« Les coptes aiment le maréchal Sissi », me confiait cet automne une amie française établie depuis des années au Caire. Il est vrai que les chrétiens d’Egypte se sentent mieux depuis l’arrivée à la tête de l’Etat de l’ancien ministre de la Défense, Abdel-Fatah El-Sissi, plébiscité lors de l’élection présidentielle du 28 mai 2014, après avoir renversé, le 3 juillet 2013, le président Mohamed Morsi, membre de la confrérie islamiste des Frères musulmans, qui avait été élu un an auparavant. Ce changement a été cautionné par l’Eglise au plus haut niveau, notamment par le patriarche des coptes-orthodoxes, Théodore II.

Le président Sissi,

qui se montre bienveillant envers le primat de la principale Eglise d’Egypte, a visiblement l’intention d’œuvrer à la pacification des relations entre les diverses communautés qui composent la nation. Plusieurs initiatives récentes illustrent aussi sa volonté de considérer les coptes comme des citoyens de plein droit.
Le 11 octobre, le Premier ministre, Ibrahim Mahlab, a participé à une cérémonie marquant la fin des travaux de restauration d’une église historique, appelée communément « la Suspendue », à laquelle les coptes sont très attachés. Situé dans le quartier du Vieux-Caire, ce très ancien édifice, bâti au Vème siècle, doit son surnom à son impressionnante élévation. L’église a en effet été construite à dix mètres au-dessus du niveau du sol, sur les tours d’une antique forteresse, dite de Babylone, érigée là au temps de l’Empire romain.

Selon la tradition copte,

la Sainte Famille, fuyant les persécutions d’Hérode, aurait fait halte en cet endroit. L’achèvement du chantier était donc très attendu. Au cours de l’inauguration, le Premier ministre, qui est musulman, a tenu à reconnaître le patriotisme des coptes en citant une parole du défunt Chenouda III, prédécesseur de Théodore II :

L’Egypte n’est pas un Etat où nous vivons, mais un pays qui vit dans notre âme ».

Dix jours après, ce même dirigeant, aux côtés du patriarche et d’autres dignitaires religieux représentant diverses Eglises, a annoncé le lancement d’une campagne pour promouvoir le pèlerinage des étrangers sur les pas de la Sainte Famille.
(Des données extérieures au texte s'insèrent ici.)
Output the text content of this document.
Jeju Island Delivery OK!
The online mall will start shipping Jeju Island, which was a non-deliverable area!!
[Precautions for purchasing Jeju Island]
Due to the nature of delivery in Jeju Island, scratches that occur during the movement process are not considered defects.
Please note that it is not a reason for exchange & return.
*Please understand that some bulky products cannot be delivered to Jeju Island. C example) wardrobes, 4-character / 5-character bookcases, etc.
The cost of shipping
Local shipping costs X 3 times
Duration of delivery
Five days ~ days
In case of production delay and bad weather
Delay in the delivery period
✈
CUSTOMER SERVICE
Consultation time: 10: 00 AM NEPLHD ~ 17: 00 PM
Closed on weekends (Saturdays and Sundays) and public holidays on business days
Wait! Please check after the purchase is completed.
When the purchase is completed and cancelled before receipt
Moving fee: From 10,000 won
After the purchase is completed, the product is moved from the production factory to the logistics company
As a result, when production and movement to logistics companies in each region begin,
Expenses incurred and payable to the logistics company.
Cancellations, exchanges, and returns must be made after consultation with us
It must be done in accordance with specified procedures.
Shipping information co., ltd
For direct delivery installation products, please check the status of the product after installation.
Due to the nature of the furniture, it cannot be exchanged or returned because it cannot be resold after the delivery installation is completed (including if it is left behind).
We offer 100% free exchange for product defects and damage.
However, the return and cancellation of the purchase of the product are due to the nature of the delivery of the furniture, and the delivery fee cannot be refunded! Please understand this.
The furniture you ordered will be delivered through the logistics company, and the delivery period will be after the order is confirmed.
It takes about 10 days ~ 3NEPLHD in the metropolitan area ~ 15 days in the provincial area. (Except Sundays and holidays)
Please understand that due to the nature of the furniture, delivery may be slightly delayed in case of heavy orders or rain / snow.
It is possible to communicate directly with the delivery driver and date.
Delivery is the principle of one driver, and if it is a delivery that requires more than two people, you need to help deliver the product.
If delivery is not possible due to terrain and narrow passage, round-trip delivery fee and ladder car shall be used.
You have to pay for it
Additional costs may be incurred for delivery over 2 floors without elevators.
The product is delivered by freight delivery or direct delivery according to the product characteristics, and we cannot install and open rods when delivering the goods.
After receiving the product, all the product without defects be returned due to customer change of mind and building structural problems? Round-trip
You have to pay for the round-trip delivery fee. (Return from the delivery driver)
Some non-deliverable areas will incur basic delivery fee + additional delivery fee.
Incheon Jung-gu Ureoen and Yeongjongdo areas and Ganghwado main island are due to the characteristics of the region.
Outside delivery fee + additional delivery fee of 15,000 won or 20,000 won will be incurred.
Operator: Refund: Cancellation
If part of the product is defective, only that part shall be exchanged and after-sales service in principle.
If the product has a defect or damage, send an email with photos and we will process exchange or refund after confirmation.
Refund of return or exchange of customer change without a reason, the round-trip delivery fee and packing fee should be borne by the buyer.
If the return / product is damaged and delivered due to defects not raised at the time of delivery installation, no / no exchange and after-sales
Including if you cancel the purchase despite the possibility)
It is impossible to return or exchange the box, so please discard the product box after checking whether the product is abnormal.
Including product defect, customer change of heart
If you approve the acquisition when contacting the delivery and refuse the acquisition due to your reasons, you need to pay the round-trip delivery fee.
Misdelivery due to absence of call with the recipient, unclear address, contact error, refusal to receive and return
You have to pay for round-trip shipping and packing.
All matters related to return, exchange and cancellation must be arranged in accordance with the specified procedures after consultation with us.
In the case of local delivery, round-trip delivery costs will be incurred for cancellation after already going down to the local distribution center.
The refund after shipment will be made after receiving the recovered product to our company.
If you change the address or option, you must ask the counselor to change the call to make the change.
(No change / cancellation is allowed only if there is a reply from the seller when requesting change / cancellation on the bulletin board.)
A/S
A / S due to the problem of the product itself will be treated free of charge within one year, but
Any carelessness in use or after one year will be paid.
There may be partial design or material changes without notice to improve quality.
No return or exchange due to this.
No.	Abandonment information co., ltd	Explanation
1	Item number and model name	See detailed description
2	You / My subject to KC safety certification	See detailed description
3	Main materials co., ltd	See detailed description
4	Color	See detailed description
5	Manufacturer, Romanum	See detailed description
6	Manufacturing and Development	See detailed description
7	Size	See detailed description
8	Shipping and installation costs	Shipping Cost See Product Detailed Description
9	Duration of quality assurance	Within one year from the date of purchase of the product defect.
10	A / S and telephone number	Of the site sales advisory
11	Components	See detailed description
Un circuit spirituel en six jours a été préparé en étroite collaboration avec la hiérarchie chrétienne.

Les coptes sont très fiers d’avoir accueilli Jésus, Marie et Joseph pour un séjour qui aurait duré trois ans et demi. Une fête inscrite au calendrier liturgique de leur Eglise commémore d’ailleurs cet événement qui n’est pas qualifié de « fuite » mais, comme il se doit, « d’entrée de la Sainte Famille en Egypte ». A partir du Sinaï puis, après une étape dans ce qui est aujourd’hui Le Caire, les exilés venus de Palestine se seraient embarqués sur une felouque pour descendre le Nil vers le sud. Des sanctuaires jalonnent le parcours présumé des hôtes sacrés jusqu’à Dronka, où le monastère Sainte-Marie (Deir El-Moharraq) marque le point ultime de leur périple.
Les chrétiens attendent maintenant le vote d’un projet de loi en cours d’examen portant sur une amélioration des conditions relatives à l’édification de lieux de culte. La nouvelle Constitution, adoptée par référendum en janvier dernier, en fait une priorité pour le Parlement qui sera élu en 2015. Il s’agit « d’assurer aux chrétiens la liberté de pratiquer leurs rites religieux » (art. 235).
Jusqu’à présent, aucune loi ne régit les demandes de permis de construire des églises qui relèvent donc de l’arbitraire de l’Etat. En fait, l’autorisation nécessite un décret présidentiel qui n’est délivré qu’avec le feu vert du ministère de l’Intérieur, lequel impose des règles telles que l’éloignement de certains bâtiments (écoles, édifices gouvernementaux, mosquées, etc.). Il faut y ajouter les tracasseries administratives. Les délais sont donc interminables (au moins quinze ans) et des refus toujours possibles. Tout cela prive d’églises des quartiers urbains et des villages habités par des coptes qui ont parfois recours à des constructions sans permis. Si la loi est adoptée, elle imposera un délai de 60 jours à la suite du dépôt du dossier et toute absence de réponse vaudra approbation.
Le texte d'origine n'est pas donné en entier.